The yards and the gallows were made of local timber,


all that remained of the homestead was the ornate stone chimney ,corrugated Iron and spinifex used for walls.

If few days on your own in the desert can’t cure what ails you I don’t know what will, so I left Annandale with a lighter heart and drove back to Birdsville and a cold beer in the pub , where I got talking to this old bloke who upon hearing that I had been camped at the Annandale ruins asked me,

” Did You find the graves of the Angels?”

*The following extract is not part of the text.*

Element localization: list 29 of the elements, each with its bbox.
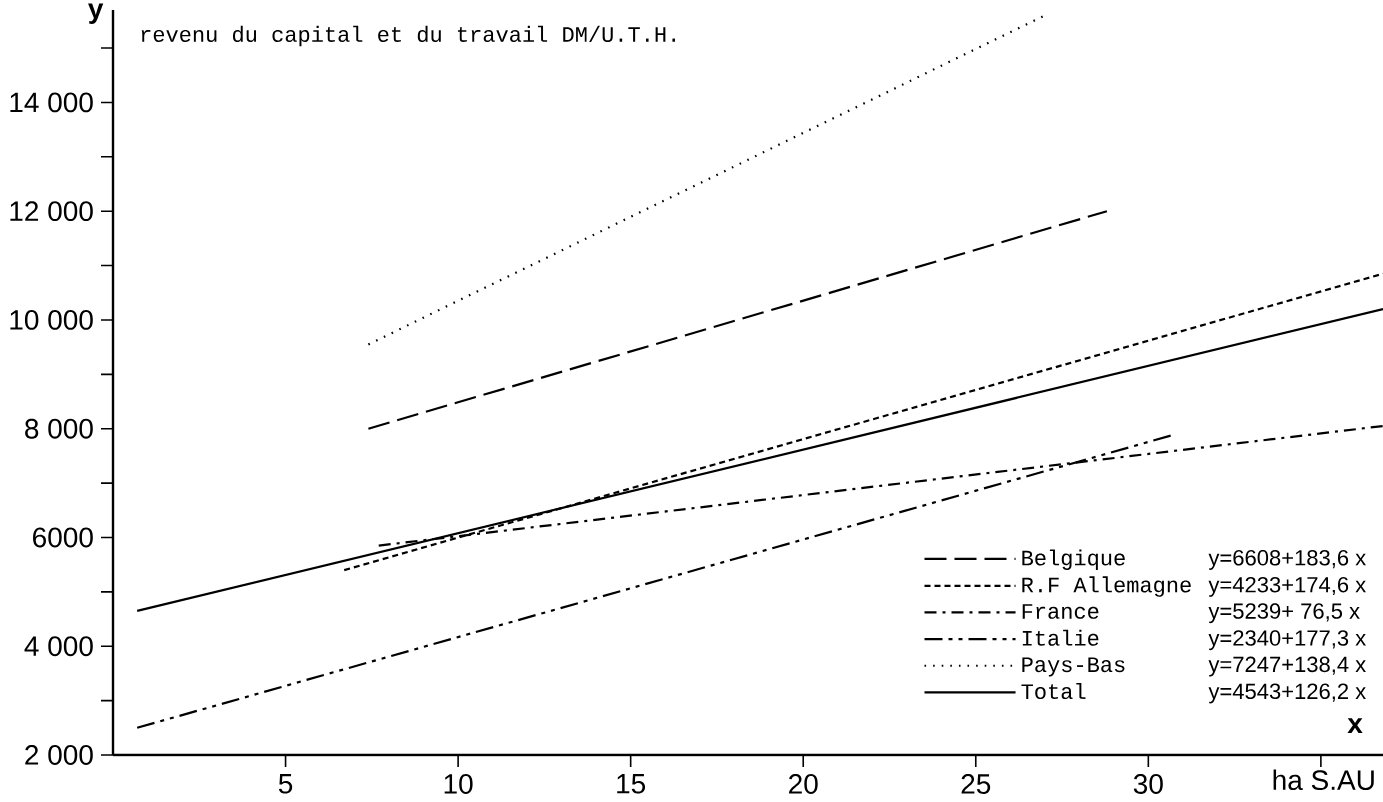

“Uhh No…No graves…What Graves?”

He then told me the story of the “Angels of Annandale” , Early 1900’s and the Simpson desert was in the grip of an extreme dry spell and out in the sand dunes was a family of 4 running sheep and not having a good time of it, eventually the father had to take the flock away in search of feed and left his wife and 2 sons at the homestead.
Days turned to weeks and weeks to months as the year slipped into it’s scorching zenith , January in the desert is beyond redemption.
The water hole had dried up , food was running out , she was beside herself with worry and desperation and still with not a word from her husband she slipped into madness.
In her state she decided that there was no way out , the only way to ease her suffering was to kill the children and then herself., she dosed the boys with poison, killing them, and then took it herself, but she failed to administer a fatal dose to herself and was found the next day wandering the sand dunes irretrievably insane, by her husband’s head stock man , part of an advance party paving the way for his return.

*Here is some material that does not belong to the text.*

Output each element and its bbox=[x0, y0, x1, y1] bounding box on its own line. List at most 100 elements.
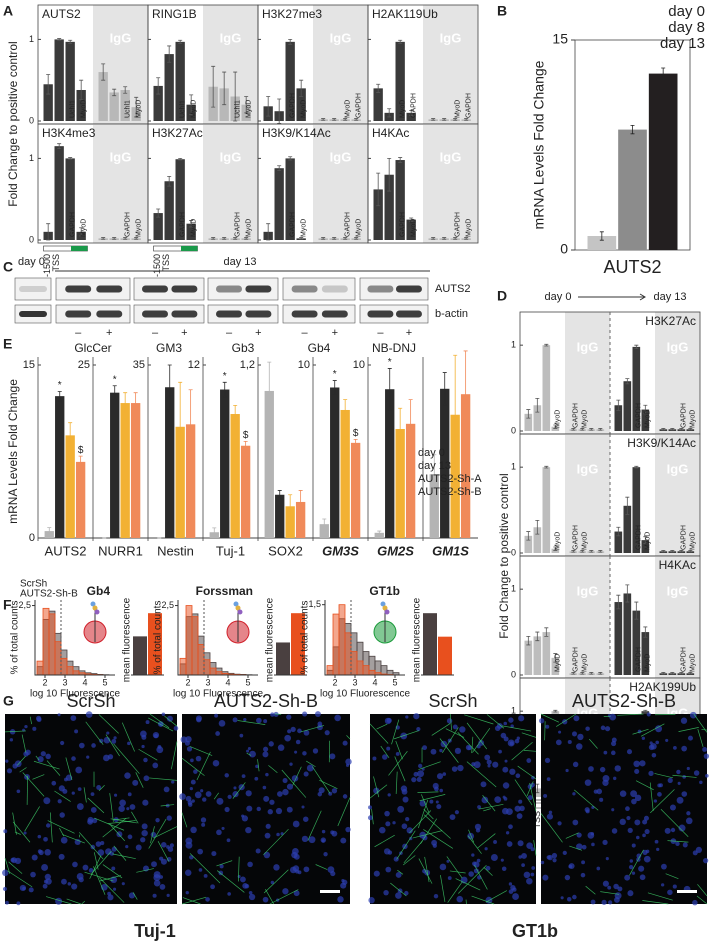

I put my beer down and went straight back out there , muttering ” How could I miss 2 bloody graves?” after all I spent so much time there?
I had 2 days to be back in Sydney and prepare for an extensive overseas assignment early the next month , I crisscrossed the ruins as the afternoon light faded , was it true? or was that just one more piece of outback bullshit?
Then as the light faded , I found a small cross , a child’s grave covered in wire mesh to keep the dingo’s out.

Childs Grave , Annandale.

I drove back to Birdsville and then on to Mt Isa in the dead of night to catch my plane to Sydney the next day, thinking about the angels , where was the other grave?
Are there any records? A double infanticide and attempted suicide must be documented somewhere …you’d think!

As it turned out I didn’t have a lot of time to dwell on the Angels because a week later 9/11 happened and a week after that I found myself in the Hindu Kush, in Peshawar on the border of Afghanistan, thinking I was a long way from home.